|Maguffin, Scott - Cornell University - New York|
|Abu-ali, Lena - Cornell University - New York|
|Woll, Arthur - Cornell University - New York|
|Smleska, Louisa - Cornell University - New York|
|Reid, Matthew - Cornell University - New York|
Submitted to: International Soil Science Society Conference Proceedings
Publication Type: Abstract Only
Publication Acceptance Date: 12/29/2018
Publication Date: 1/7/2019
Citation: Maguffin, S., Abu-Ali, L., Woll, A., Smleska, L., Rohila, J.S., McClung, A.M., Reid, M.C. 2019. The role of manganese redox dynamics in controlling arsenic mobility in paddy soils. International Soil Science Society Conference Proceedings. Available: https://scisoc.confex.com/scisoc/2019sssa/meetingapp.cgi/Paper/116394.

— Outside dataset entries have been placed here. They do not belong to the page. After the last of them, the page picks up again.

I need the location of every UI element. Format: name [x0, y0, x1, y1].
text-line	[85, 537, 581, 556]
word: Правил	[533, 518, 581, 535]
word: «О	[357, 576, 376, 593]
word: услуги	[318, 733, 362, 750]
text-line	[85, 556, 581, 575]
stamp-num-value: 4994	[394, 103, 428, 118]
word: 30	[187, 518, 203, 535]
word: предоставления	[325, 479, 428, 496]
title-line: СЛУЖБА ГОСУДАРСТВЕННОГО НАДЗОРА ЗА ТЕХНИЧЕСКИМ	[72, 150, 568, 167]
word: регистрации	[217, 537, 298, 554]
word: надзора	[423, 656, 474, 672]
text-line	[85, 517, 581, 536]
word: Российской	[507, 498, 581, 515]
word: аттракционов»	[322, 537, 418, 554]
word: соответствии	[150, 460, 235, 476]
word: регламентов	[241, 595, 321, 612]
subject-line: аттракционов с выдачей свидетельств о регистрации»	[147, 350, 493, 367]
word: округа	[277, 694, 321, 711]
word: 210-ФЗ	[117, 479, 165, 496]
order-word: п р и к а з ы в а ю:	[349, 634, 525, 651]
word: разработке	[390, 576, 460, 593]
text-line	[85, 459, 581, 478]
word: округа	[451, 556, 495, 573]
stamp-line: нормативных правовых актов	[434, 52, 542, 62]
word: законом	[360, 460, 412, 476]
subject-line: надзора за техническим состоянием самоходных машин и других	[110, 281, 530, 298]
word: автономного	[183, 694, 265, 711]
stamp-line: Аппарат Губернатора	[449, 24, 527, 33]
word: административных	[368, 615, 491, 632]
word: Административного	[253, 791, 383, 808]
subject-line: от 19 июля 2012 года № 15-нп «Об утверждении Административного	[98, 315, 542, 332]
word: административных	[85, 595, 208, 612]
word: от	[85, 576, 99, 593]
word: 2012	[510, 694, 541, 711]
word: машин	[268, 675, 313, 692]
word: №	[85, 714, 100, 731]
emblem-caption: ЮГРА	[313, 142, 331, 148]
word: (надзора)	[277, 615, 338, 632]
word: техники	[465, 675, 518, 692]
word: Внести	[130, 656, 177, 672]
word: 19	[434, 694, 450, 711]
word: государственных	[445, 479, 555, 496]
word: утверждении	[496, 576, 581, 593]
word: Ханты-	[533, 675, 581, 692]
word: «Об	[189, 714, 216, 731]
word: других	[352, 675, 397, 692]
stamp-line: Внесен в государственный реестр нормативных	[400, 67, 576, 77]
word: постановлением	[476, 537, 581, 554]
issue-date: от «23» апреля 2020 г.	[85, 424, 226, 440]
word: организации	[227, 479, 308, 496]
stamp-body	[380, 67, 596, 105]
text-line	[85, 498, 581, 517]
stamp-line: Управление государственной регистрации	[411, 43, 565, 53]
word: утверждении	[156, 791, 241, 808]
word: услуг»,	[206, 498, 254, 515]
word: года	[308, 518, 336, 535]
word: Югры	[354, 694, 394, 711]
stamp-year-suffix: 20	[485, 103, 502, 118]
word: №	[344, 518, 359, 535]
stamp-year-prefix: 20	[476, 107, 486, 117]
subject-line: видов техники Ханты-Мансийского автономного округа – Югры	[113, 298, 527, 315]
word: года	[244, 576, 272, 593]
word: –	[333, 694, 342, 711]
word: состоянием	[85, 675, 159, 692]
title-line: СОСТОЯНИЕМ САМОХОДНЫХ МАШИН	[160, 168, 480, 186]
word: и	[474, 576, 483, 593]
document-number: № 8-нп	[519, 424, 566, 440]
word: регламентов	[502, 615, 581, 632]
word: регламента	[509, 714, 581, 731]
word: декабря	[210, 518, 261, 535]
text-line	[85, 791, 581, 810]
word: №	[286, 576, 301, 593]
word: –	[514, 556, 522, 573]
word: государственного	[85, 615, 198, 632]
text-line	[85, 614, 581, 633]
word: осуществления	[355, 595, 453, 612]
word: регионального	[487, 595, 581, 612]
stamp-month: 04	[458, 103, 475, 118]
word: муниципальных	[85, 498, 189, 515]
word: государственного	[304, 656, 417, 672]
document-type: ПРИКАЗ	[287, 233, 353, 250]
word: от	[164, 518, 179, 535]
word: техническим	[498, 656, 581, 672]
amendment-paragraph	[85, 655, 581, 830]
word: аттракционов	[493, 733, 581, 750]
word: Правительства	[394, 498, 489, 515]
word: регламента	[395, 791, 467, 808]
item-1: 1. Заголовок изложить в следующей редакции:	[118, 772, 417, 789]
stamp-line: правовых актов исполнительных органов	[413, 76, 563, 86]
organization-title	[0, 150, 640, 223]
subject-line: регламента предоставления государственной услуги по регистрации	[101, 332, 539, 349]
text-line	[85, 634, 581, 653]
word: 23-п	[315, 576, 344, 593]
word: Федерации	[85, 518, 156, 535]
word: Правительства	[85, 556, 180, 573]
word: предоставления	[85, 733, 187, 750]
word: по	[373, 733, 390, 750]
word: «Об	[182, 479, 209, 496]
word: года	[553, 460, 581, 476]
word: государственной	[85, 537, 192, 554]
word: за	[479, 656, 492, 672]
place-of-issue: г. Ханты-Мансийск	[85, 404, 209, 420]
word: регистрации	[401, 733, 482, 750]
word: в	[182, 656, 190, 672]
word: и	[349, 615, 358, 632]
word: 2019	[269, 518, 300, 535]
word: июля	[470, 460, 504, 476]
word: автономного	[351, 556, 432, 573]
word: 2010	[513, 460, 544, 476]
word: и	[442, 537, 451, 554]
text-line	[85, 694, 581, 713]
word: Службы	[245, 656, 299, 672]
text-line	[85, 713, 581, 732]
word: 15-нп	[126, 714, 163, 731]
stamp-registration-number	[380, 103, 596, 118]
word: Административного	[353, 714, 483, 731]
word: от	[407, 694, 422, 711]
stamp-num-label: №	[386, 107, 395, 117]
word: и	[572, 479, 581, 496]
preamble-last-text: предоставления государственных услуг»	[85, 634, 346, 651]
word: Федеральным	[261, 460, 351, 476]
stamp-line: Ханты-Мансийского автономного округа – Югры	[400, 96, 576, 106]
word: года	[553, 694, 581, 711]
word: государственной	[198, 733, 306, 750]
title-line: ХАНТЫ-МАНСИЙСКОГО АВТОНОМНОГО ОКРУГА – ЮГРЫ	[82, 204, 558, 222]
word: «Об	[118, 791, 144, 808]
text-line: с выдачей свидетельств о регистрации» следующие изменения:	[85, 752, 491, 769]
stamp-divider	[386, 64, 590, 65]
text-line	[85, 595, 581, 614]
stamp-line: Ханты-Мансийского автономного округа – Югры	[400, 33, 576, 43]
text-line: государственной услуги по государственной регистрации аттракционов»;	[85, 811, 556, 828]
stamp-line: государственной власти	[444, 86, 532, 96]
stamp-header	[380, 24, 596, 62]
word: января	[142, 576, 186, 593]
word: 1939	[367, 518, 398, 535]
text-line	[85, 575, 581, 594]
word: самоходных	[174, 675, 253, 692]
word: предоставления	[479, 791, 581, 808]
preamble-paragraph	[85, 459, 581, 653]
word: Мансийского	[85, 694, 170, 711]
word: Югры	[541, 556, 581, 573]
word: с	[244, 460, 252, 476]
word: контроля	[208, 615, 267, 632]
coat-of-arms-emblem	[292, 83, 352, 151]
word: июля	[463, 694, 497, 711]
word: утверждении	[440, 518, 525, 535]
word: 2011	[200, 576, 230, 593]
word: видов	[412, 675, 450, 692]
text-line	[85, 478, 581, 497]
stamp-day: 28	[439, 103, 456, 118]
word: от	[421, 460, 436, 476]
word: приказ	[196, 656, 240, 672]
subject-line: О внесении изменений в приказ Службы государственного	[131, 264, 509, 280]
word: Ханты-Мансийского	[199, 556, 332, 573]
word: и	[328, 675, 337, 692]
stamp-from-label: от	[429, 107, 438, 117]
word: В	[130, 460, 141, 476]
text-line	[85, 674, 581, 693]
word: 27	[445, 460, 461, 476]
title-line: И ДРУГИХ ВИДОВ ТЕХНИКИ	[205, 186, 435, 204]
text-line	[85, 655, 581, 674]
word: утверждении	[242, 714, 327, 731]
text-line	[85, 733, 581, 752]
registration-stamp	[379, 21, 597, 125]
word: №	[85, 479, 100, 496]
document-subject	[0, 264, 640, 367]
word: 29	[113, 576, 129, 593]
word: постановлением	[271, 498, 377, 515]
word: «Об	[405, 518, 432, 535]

Technical Abstract: Arsenic (As) mobilization in soil environments is typically considered to be controlled by reductive dissolution of iron (Fe) oxide minerals. This conceptual model overlooks the role of manganese (Mn) oxides in As fate and transport, despite the ubiquity of Mn oxides in soils, the role of Mn oxides as redox buffers, and their well-known ability to oxidize arsenite to arsenate and then act as a sorbent for arsenate. This contribution explores the role of Mn oxides in governing the timing of As release into the soil solution, and seeks to disentangle the effect of Mn oxides as a redox buffer from their role as the host mineral for As release. We present results from synchrotron-based micro X-ray fluorescence (µXRF) analysis of rice paddy soils collected from Arkansas, USA, evaluating As-Fe-Mn co-localization. In the upper 10 cm of the soil column, the Mn/Fe ratio was 0.06 and As hot spots were more strongly correlated with Mn than with Fe. Mn/Fe ratios decreased with depth in the soil column to 0.003 between 24 and 32 cm, with Fe emerging as the dominant spatial correlate of arsenic as depth increases. The role of Mn versus Fe oxide mineral dissolution in controlling As release into the soil solution of an Arkansas paddy soil is evaluated by combining in situ monitoring of soil solution chemistry with measurements of soil physical parameters, including redox potential, via a distributed sensor network. Special attention is paid to As mobility and Fe:Mn redox dynamics during periodic drying and re-wetting of the soil column. Finally, laboratory soil microcosms were prepared from Arkansas paddy soil and amended with synthetic birnessite to yield a range of Mn/Fe ratios, and well-controlled experiments were used to quantify the role of the Mn/Fe ratio in controlling the timing of As release into the soil solution.